File     : how2sign.txt
History: Daniel Sie, 3-Jan-2001

Here is a brief description about how to sign capicom.dll,

1. Check out %_NTBINDIR%\ds\security\cryptoapi\pki\activex\release\capicom\presign\i386\capicom.dll, and replace with 
    the FREE build version from VBL release \binaries.x86fre\presign directory.

2. Check out %_NTBINDIR%\ds\security\cryptoapi\pki\activex\release\capicom\i386\capicom.pdb, and replace with 
    the FREE build version from VBL release \binaries.x86fre\symbols\presign\dll directory.

3. Use a virus checking tool to run on dlls and symbol files (I use Cheyenne Innoculan), see http://prslab.

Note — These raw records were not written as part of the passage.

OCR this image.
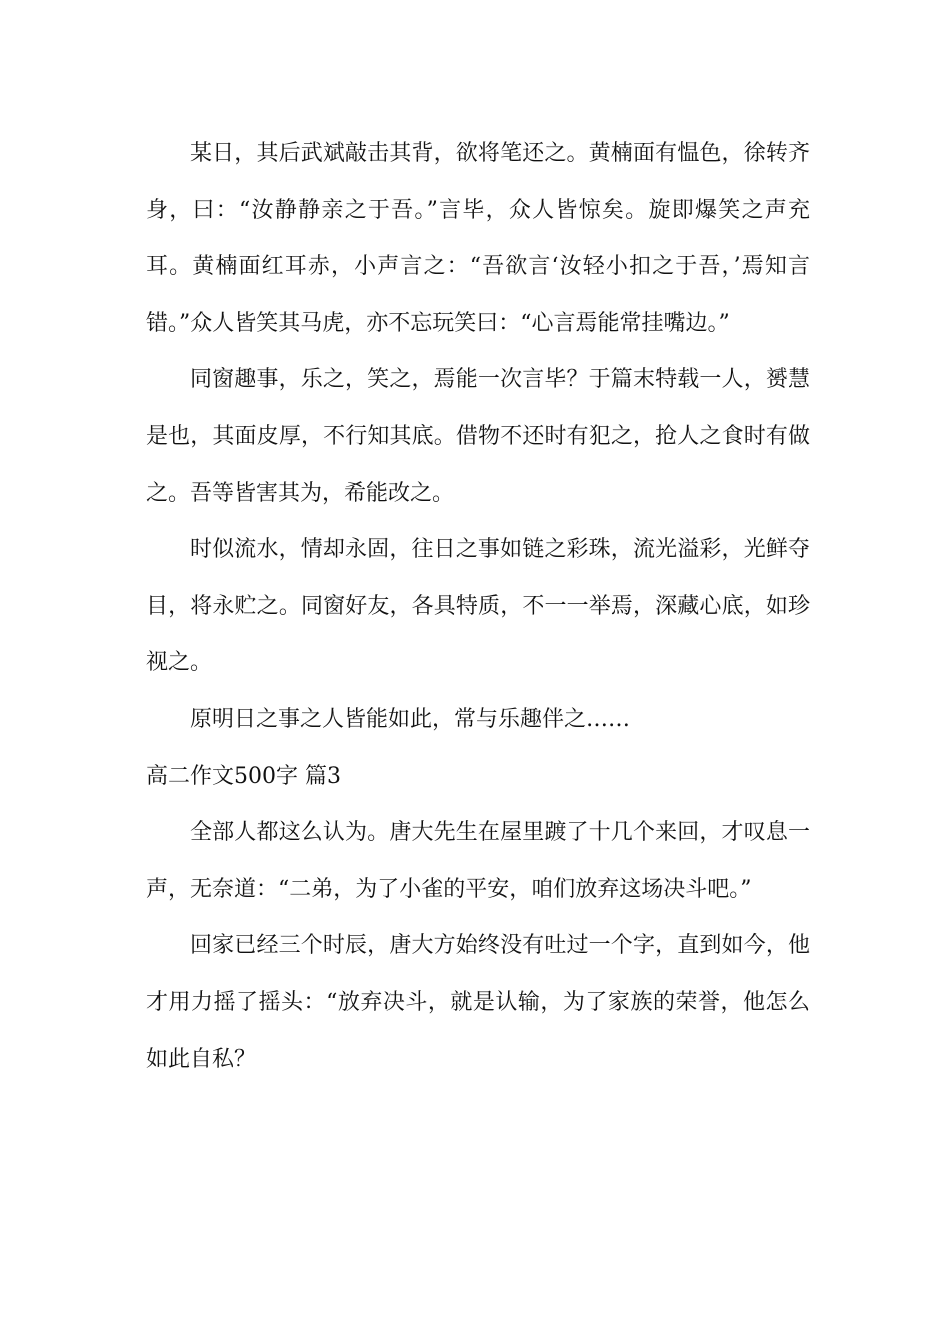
某日，其后武斌敲击其背，欲将笔还之。黄楠面有愠色，徐转齐身，曰：“汝静静亲之于吾。”言毕，众人皆惊矣。旋即爆笑之声充耳。黄楠面红耳赤，小声言之：“吾欲言‘汝轻小扣之于吾，’焉知言错。”众人皆笑其马虎，亦不忘玩笑曰：“心言焉能常挂嘴边。”

同窗趣事，乐之，笑之，焉能一次言毕？于篇末特载一人，赟慧是也，其面皮厚，不行知其底。借物不还时有犯之，抢人之食时有做之。吾等皆害其为，希能改之。

时似流水，情却永固，往日之事如链之彩珠，流光溢彩，光鲜夺目，将永贮之。同窗好友，各具特质，不一一举焉，深藏心底，如珍视之。

原明日之事之人皆能如此，常与乐趣伴之……

高二作文500字 篇3

全部人都这么认为。唐大先生在屋里踱了十几个来回，才叹息一声，无奈道：“二弟，为了小雀的平安，咱们放弃这场决斗吧。”

回家已经三个时辰，唐大方始终没有吐过一个字，直到如今，他才用力摇了摇头：“放弃决斗，就是认输，为了家族的荣誉，他怎么如此自私？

4. Test signing capicom.dll as follows:

    - copy %_NTBINDIR%\ds\security\cryptoapi\pki\activex\release\capicom\presign\i386\capicom.dll to a local directory of your choice
    - copy all the files from "\\prslab\tools\IE4Tools" to the above same local directory (xcopy \\prslab\tools\IE4Tools\* /s)
    - follow the instruction in ReadMe.txt you just copied to test sign capicom.dll
    - make sure signing test succeeded

5. Create a signing request at http://prslab/codesign/tool.htm.  You need two co-signers to sign up the request. 
    It seems prs web auto email doesn't work sometimes so you should consider sending an email including the request # by 
    yourself to notify the co-signers.

6. Wait for an email from prslab about signing.  Again you should consider to check the request web site once a day because 
    prslab auto email doesn't work well.

7. Once the signing is done, do the following:

    - check out %_NTBINDIR%\ds\security\cryptoapi\pki\activex\release\capicom\i386\capicom.dll
    - go to http://prslab/codesign/tool.htm to download the signed capicom.dll
    - replace the checked out version with the signed copy
    - run chktrust.exe to make sure it is properly signed and trusted

8. From %_NTBINDIR%\ds\security\cryptoapi\pki\activex\release\capicom\i386, do the following to check for matching symbols,

    - symchk .\capicom /s .
    - ntsd regsvr32 .\capicom.dll
    - sxeld (in ntsd)
    - g (repeat in ntsd until you see capicom.dll is loaded from the current directory) 
    - x capicom!* (to see if you can load symbols)

9. sd submit 

    should have the following 3 files,

    - %_NTBINDIR%\ds\security\cryptoapi\pki\activex\release\capicom\presign\i386\capicom.dll
    - %_NTBINDIR%\ds\security\cryptoapi\pki\activex\release\capicom\i386\capicom.dll
    - %_NTBINDIR%\ds\security\cryptoapi\pki\activex\release\capicom\i386\capicom.pdb

10. Currently we don't ship the CAB file, however, ff a CAB file is required for distribution, you can follow something similar to this 
     process to sign the cab file. You can use MAKECAB.CMD from %_NTBINDIR%\ds\security\cryptoapi\pki\activex\capicom\release 
     directory to create the cab file.